Dazi Trump, le regioni e le province d'Italia più a rischio
Dazi di Trump, quali sono le regioni e le province d'Italia più a rischio per via della nuova politica di importazione degli Stati Uniti d'America
Con l’introduzione della nuova politica di dazi da parte del Presidente degli Stati Uniti d’America Donald Trump, il mercato globale si prepara ad affrontare una vera e propria rivoluzione che metterà a dura prova tanti settori, anche e soprattutto in Italia, visto che gli USA rappresentano il primo partner commerciale del nostro Paese.
Uno studio condotto da ‘Prometeia’ ha stimato che l’Italia potrebbe subire danni fino a 9 miliardi di euro a causa della “guerra commerciale” con gli Stati Uniti. Ci sono regioni che più di altre sarebbero colpite dai dazi, anche se a livello generale è forte il rischio di compromettere i percorsi di crescita delle imprese tricolore negli USA a 360 gradi.
Dazi Trump, le regioni italiane più a rischio
Riguardo le novità dei dazi di Donald Trump, sono stati ventilati due scenari: il primo prevede l’aumento del 10% sui dazi già esistenti, mentre il secondo implica l’introduzione di un dazio generalizzato del 10% su tutto l’import italiano oltreoceano. In entrambi i casi, aziende italiane, settori e interi territori rischiano di subire conseguenze negative.

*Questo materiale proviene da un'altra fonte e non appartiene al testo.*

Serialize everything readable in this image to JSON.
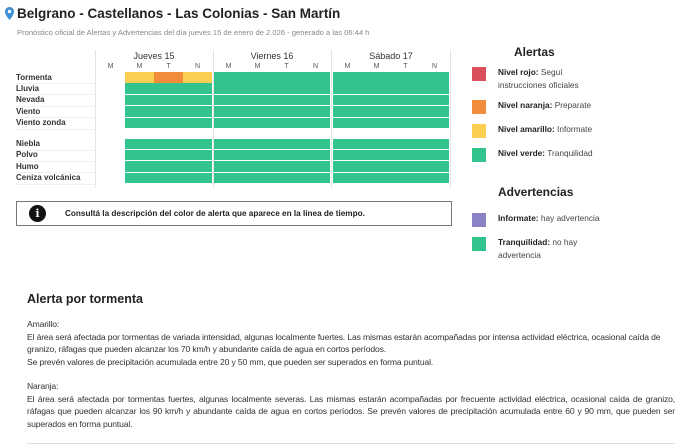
{
  "header": {
    "title": "Belgrano - Castellanos - Las Colonias - San Martín",
    "subtitle": "Pronóstico oficial de Alertas y Advertencias del día jueves 15 de enero de 2.026 - generado a las 06:44 h"
  },
  "colors": {
    "rojo": "#d9505c",
    "naranja": "#f08c3a",
    "amarillo": "#fbcf52",
    "verde": "#33c48e",
    "violeta": "#8a84c6"
  },
  "timeline": {
    "days": [
      {
        "label": "Jueves 15",
        "slots": [
          "M",
          "M",
          "T",
          "N"
        ]
      },
      {
        "label": "Viernes 16",
        "slots": [
          "M",
          "M",
          "T",
          "N"
        ]
      },
      {
        "label": "Sábado 17",
        "slots": [
          "M",
          "M",
          "T",
          "N"
        ]
      }
    ],
    "alert_rows": [
      {
        "label": "Tormenta",
        "levels": [
          null,
          "amarillo",
          "naranja",
          "amarillo",
          "verde",
          "verde",
          "verde",
          "verde",
          "verde",
          "verde",
          "verde",
          "verde"
        ]
      },
      {
        "label": "Lluvia",
        "levels": [
          null,
          "verde",
          "verde",
          "verde",
          "verde",
          "verde",
          "verde",
          "verde",
          "verde",
          "verde",
          "verde",
          "verde"
        ]
      },
      {
        "label": "Nevada",
        "levels": [
          null,
          "verde",
          "verde",
          "verde",
          "verde",
          "verde",
          "verde",
          "verde",
          "verde",
          "verde",
          "verde",
          "verde"
        ]
      },
      {
        "label": "Viento",
        "levels": [
          null,
          "verde",
          "verde",
          "verde",
          "verde",
          "verde",
          "verde",
          "verde",
          "verde",
          "verde",
          "verde",
          "verde"
        ]
      },
      {
        "label": "Viento zonda",
        "levels": [
          null,
          "verde",
          "verde",
          "verde",
          "verde",
          "verde",
          "verde",
          "verde",
          "verde",
          "verde",
          "verde",
          "verde"
        ]
      }
    ],
    "warning_rows": [
      {
        "label": "Niebla",
        "levels": [
          null,
          "verde",
          "verde",
          "verde",
          "verde",
          "verde",
          "verde",
          "verde",
          "verde",
          "verde",
          "verde",
          "verde"
        ]
      },
      {
        "label": "Polvo",
        "levels": [
          null,
          "verde",
          "verde",
          "verde",
          "verde",
          "verde",
          "verde",
          "verde",
          "verde",
          "verde",
          "verde",
          "verde"
        ]
      },
      {
        "label": "Humo",
        "levels": [
          null,
          "verde",
          "verde",
          "verde",
          "verde",
          "verde",
          "verde",
          "verde",
          "verde",
          "verde",
          "verde",
          "verde"
        ]
      },
      {
        "label": "Ceniza volcánica",
        "levels": [
          null,
          "verde",
          "verde",
          "verde",
          "verde",
          "verde",
          "verde",
          "verde",
          "verde",
          "verde",
          "verde",
          "verde"
        ]
      }
    ]
  },
  "info": {
    "icon": "info-icon",
    "text": "Consultá la descripción del color de alerta que aparece en la línea de tiempo."
  },
  "legend": {
    "alertas_title": "Alertas",
    "alertas": [
      {
        "color": "rojo",
        "bold": "Nivel rojo:",
        "text": " Seguí instrucciones oficiales"
      },
      {
        "color": "naranja",
        "bold": "Nivel naranja:",
        "text": " Preparate"
      },
      {
        "color": "amarillo",
        "bold": "Nivel amarillo:",
        "text": " Informate"
      },
      {
        "color": "verde",
        "bold": "Nivel verde:",
        "text": " Tranquilidad"
      }
    ],
    "advertencias_title": "Advertencias",
    "advertencias": [
      {
        "color": "violeta",
        "bold": "Informate:",
        "text": " hay advertencia"
      },
      {
        "color": "verde",
        "bold": "Tranquilidad:",
        "text": " no hay advertencia"
      }
    ]
  },
  "section": {
    "title": "Alerta por tormenta",
    "amarillo_label": "Amarillo:",
    "amarillo_text": "El área será afectada por tormentas de variada intensidad, algunas localmente fuertes. Las mismas estarán acompañadas por intensa actividad eléctrica, ocasional caída de granizo, ráfagas que pueden alcanzar los 70 km/h y abundante caída de agua en cortos períodos.",
    "amarillo_text2": "Se prevén valores de precipitación acumulada entre 20 y 50 mm, que pueden ser superados en forma puntual.",
    "naranja_label": "Naranja:",
    "naranja_text": "El área será afectada por tormentas fuertes, algunas localmente severas. Las mismas estarán acompañadas por frecuente actividad eléctrica, ocasional caída de granizo, ráfagas que pueden alcanzar los 90 km/h y abundante caída de agua en cortos períodos. Se prevén valores de precipitación acumulada entre 60 y 90 mm, que pueden ser superados en forma puntual."
  }
}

In base all’analisi condotta da parte di ‘Prometeia’ sul peso specifico degli Stati Uniti d’America come mercato di sblocco per l’export territoriale, in Italia ci sono alcune regioni e province più vulnerabili con l’introduzione dei dazi da parte del Presidente Donald Trump.
In Liguria, per esempio, i dazi di Trump andrebbero a incidere per l’11% sull’export diretto verso gli USA, un mercato che assorbe quasi un terzo delle esportazioni regionali. Conseguenze ancora più rilevanti in settori chiave del territorio ligure, come la cantieristica navale e i prodotti petroliferi.
Si annunciano tempi duri anche per il Molise, regione esporta negli Stati Uniti oltre un quarto del proprio prodotto: a penalizzare il territorio sarebbe in modo particolare l’aggravio dei costi di chimica e automotive, con un’incidenza dei dazi che arriverebbe a toccare quota 11%.
Oltre a Liguria e Molise, tra le regioni più esposte troviamo anche la Campania, l’Umbria, la Basilicata e la Sardegna e in generale quei territori che da qualche anno a questa parte hanno intrapreso un percorso di internazionalizzazione con un contributo costante del mercato a stelle e strisce.
Possibili ripercussioni anche per l’Emilia Romagna, le cui esportazioni verso gli USA sono trainate dalla meccanica e dall’automotive ma abbracciano anche altri settori: piastrelle, chimico-farmaceutico e agroalimentare.
Le province più vulnerabili
Dal punto di vista delle province, sono cinque le aree più vulnerabili: Sassari e Nuoro per il settore lattiero-caseario; Isernia per la chimica; Genova per cantieristica e petrolchimico; Grosseto per l’agroalimentare; Belluno per gli occhiali.
Confcommercio ha condotto poi un’analisi per sondare gli umori di 408 imprese che operano in Lombardia nel settore terziario: dal sondaggio è emerso che per tre imprenditori su quattro, gli eventuali dazi verrebbero risolti con un aumento del 5% dei prezzi al consumo.
In uno degli scenari ipotizzati, l’aumento delle tariffe andrebbe a penalizzare i territori le cui esportazioni verso gli Stati Uniti si concentrano prevalentemente in settori con dazi oggi bassi oppure assenti. Insomma, a prescindere dalle varie ipotesi, il futuro si annuncia quanto meno nebuloso per l’export Made in Italy.